In my opinion, the French gas tax riots stem from the same place as growing resentment towards immigrants globally, increased scrutiny over social welfare and entitlements, and growing right wing populist movements: scarcity. People wouldn’t riot over a gas tax if they could afford it. Instead, people in France are rioting and some media outlets in the U.S. blame it on the French elite supposedly pushing their climate agenda on the people. They are wrong.

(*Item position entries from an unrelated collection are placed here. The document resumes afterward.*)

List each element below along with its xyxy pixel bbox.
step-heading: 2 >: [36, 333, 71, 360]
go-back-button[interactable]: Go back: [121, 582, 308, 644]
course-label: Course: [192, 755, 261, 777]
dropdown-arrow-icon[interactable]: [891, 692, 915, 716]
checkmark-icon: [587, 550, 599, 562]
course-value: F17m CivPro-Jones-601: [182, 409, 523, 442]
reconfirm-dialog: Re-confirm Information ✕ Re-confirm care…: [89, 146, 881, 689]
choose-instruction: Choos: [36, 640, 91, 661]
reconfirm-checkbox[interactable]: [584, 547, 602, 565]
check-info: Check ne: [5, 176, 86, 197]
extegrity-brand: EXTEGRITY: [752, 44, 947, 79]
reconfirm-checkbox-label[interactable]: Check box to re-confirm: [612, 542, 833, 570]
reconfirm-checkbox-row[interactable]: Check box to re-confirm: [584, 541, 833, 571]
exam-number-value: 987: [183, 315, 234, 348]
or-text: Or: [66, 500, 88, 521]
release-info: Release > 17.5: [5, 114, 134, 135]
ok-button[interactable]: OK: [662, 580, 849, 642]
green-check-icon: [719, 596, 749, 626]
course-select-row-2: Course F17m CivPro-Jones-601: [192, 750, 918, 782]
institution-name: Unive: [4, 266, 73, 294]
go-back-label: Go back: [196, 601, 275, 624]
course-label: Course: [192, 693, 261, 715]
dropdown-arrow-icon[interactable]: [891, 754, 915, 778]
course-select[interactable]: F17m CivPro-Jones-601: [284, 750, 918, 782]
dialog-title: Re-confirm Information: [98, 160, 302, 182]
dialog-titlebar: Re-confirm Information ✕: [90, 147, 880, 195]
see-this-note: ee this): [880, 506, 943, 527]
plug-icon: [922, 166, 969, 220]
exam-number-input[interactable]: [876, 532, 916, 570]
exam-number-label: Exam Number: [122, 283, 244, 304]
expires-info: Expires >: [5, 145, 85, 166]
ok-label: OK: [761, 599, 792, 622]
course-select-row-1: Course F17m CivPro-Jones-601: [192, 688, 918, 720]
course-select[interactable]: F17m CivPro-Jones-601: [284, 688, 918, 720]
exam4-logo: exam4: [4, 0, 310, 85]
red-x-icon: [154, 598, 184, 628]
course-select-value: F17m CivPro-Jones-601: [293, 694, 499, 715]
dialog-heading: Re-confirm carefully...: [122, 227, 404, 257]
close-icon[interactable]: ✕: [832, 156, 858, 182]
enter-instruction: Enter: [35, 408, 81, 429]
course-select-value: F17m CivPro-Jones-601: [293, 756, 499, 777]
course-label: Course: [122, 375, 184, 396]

My proof is California. In the world’s fifth largest economy, residents of California have made it abundantly clear that we want our state government to act on climate. We’ve been pricing carbon since 2013, collecting over $8 billion from polluters to invest in our state to fight climate change. In our most recent election we also soundly defeated an effort to repeal a gas tax approved by the California legislature in 2017, which has invested almost $10 billion to improve the state transportation infrastructure. And there is no sign of our residents slowing down our ambition and urgency to combat climate change, having recently approved an effort to generate 100% renewable energy by 2045.
And while all these actions are good news for climate policy and California, there are warning signs from France’s gas tax riots. California has not been able to address our own income inequality challenges, and while our residents continue to support ambitious government action to fight climate change we have to be very intentional about implementing strategies that fight poverty and pollution at the same time. In fact, we are not pricing carbon nearly high enough to ramp down our use of fossil fuels; so if we want California residents to continue to support our fight against climate change we must address income inequality. We must do this not so people can afford to pay higher taxes on fossil fuels but so that people can afford to live, work, play, learn, and prosper in a world that is healthy, resilient, equitable and thriving. Meaning a world free of fossil fuels.